Davin Flatten wrote:
Hello-
I am having a strange problem ever since we applied the Fedora Core 5
update to the Openssh RPM's. Ever since the update when some users
connect thru a NAT gateway to the NAT'ed server the connection hangs.
This occurs only for some combinations of firewalls. Below is all the
information I could gather on the subject. Has anyone had this same
problem and found a solution?
The setup is as follows:
ssh server <---Nat firewall #1 <--Internet <--Nat firewall #2<--ssh
client
I would put money on it being this:
http://www.snailbook.com/faq/mtu-mismatch.auto.html
[quote]
Short Answer
You probably have an MTU/fragmentation problem. For each network
interface on both client and server set the MTU to 576, eg ifconfig eth0
mtu 576. If the problem goes away, read on.
Long Answer
Long answer: At each routing hop, IP packets bigger than the outgoing
interface’s Maximum Transmission Unit (MTU) get fragmented. Only the
first fragment has TCP port numbers. Firewalls often behave badly in the
presence of packet fragmentation, dropping everything but the first
fragment since the subsequent ones can’t be matched against the firewall
rules. Some NAT configuration (eg many-to-one NAT or port address
translation) can’t match the fragments against their translation state
tables.
Arguably, such devices should perform packet reassembly first so as to
properly consider fragmented packets. However, this is more complicated
and so is often not done. Also, this feature would raise a possible
starvation attack against the packet filter, by sending many bogus
initial fragments and causing the device to store them for reassembly
with subsequent packets which will never come.
Logging in and using the shell will normally generate relatively small
packets, and so the initial connection proceeds normally ; however if do
you something that generates a lot of data (eg cat'ing a big file or
starting an X Windows application), you may generate a packet bigger
than the MTU.
Let's say it’s a 1500 byte IP packet and the router has 2 different
MTU's (say 1500 & 1484) and no firewall. When the router goes to forward
it, the packet is too big for the interface MTU (1484), so the router
breaks it into 2 fragments, 0 and 1. Fragment 0 contains the first 1484
bytes (including the TCP source and dest ports) and fragment 1 contains
the remaining 16 bytes. Both fragments are sent on to their destinations.
When the first fragment reaches its target, it’s held by the IP stack
until the remaining fragments arrive, at which time the IP packet is
reassembled and passed up the stack to TCP. If all fragments are not
received by the timeout, the entire IP packet is discarded and an ICMP
"timeout during reassembly" error is sent back.
Now add your firewall, which drops fragment 1. Your 1500 byte IP packet
times out during reassembly and TCP retries, by sending another 1500
byte packet. Repeat.

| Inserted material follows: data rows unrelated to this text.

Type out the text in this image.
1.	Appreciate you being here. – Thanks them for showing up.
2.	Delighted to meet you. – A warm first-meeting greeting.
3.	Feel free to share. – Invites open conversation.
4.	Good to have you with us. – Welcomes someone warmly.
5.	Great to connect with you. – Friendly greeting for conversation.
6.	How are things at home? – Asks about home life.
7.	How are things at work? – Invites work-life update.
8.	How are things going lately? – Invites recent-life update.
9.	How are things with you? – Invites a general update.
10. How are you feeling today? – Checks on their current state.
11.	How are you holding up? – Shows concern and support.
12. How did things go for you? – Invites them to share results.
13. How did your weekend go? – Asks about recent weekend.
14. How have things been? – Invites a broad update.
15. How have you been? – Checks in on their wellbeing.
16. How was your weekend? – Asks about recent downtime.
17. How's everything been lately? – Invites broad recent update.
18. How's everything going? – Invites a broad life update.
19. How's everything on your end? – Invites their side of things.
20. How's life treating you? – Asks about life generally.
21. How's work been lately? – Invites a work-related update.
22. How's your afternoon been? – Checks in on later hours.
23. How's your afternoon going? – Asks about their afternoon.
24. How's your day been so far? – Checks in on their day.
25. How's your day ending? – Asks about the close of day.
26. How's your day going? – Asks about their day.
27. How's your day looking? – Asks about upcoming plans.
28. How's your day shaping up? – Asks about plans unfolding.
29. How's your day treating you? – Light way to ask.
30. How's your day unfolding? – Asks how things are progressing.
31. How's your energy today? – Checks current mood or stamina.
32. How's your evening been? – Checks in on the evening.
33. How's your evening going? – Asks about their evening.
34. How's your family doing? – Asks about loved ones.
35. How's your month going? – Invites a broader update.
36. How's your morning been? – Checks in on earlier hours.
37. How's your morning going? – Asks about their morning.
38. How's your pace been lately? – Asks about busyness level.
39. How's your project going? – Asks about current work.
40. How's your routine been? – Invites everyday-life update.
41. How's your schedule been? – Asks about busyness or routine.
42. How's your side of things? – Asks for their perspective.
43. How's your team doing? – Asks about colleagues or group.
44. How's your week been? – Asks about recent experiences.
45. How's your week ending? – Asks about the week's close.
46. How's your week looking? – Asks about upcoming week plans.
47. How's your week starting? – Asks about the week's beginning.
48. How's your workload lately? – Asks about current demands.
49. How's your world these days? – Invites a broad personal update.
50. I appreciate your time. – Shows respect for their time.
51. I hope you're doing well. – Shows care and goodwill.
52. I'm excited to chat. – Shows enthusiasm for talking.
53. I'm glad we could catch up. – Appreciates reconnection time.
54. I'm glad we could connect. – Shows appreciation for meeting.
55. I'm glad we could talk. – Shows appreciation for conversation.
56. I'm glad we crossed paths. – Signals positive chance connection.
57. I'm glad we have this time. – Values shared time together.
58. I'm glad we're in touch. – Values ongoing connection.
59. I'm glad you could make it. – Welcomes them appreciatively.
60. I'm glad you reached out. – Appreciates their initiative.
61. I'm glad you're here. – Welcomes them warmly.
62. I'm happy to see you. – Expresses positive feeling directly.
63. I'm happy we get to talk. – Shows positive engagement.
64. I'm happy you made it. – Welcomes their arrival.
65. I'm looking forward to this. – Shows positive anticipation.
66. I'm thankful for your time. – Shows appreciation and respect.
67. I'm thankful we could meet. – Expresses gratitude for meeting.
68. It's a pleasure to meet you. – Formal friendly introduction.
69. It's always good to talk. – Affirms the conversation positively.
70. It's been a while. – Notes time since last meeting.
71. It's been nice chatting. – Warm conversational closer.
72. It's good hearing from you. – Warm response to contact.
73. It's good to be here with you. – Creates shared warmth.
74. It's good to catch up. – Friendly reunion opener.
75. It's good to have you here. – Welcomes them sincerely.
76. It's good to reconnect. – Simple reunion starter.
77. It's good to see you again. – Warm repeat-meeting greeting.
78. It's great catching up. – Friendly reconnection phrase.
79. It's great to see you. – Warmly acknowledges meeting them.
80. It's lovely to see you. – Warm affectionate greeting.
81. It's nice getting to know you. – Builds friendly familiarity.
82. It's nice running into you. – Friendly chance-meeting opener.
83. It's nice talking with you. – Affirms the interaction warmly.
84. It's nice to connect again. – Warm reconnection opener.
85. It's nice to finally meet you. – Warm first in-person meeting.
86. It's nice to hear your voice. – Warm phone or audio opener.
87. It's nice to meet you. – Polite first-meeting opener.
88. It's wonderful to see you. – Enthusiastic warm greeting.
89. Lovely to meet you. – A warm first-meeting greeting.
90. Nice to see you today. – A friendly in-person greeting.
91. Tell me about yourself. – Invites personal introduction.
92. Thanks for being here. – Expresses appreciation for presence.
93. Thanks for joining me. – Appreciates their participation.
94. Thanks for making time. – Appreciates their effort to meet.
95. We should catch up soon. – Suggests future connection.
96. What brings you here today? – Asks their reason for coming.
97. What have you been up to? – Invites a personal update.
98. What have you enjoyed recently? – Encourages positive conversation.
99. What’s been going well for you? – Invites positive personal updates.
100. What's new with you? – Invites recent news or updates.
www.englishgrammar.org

Eventually, TCP will time out and you’ll get a
connection termination.
IP stack parameters (such as Path MTU Discovery) and external variables
(such as the MTU's of all the hops between hosts) can also affect
whether or not a given connection will have this problem.
[/quote]
Firewall #1 is an OpenBSD gateway running m0n0wall and the Firewall #2
depends on which client is connecting.
I thought m0n0wall was FreeBSD based, but if it uses PF and you're using
"keep state" rules then make sure you're only creating state on the TCP
SYN packets, eg:
pass in [...] proto tcp [...] flags S/SA keep state
If you omit the "flags S/SA" then depending on your rules you may end up
creating state on a reply packet which may result in PF's idea of the
TCP window scaling being wrong. This will mostly work but can cause all
kinds of weird problems...
--
Darren Tucker (dtucker at zip.com.au)
GPG key 8FF4FA69 / D9A3 86E9 7EEE AF4B B2D4 37C9 C982 80C7 8FF4 FA69
Good judgement comes with experience. Unfortunately, the experience
usually comes from bad judgement.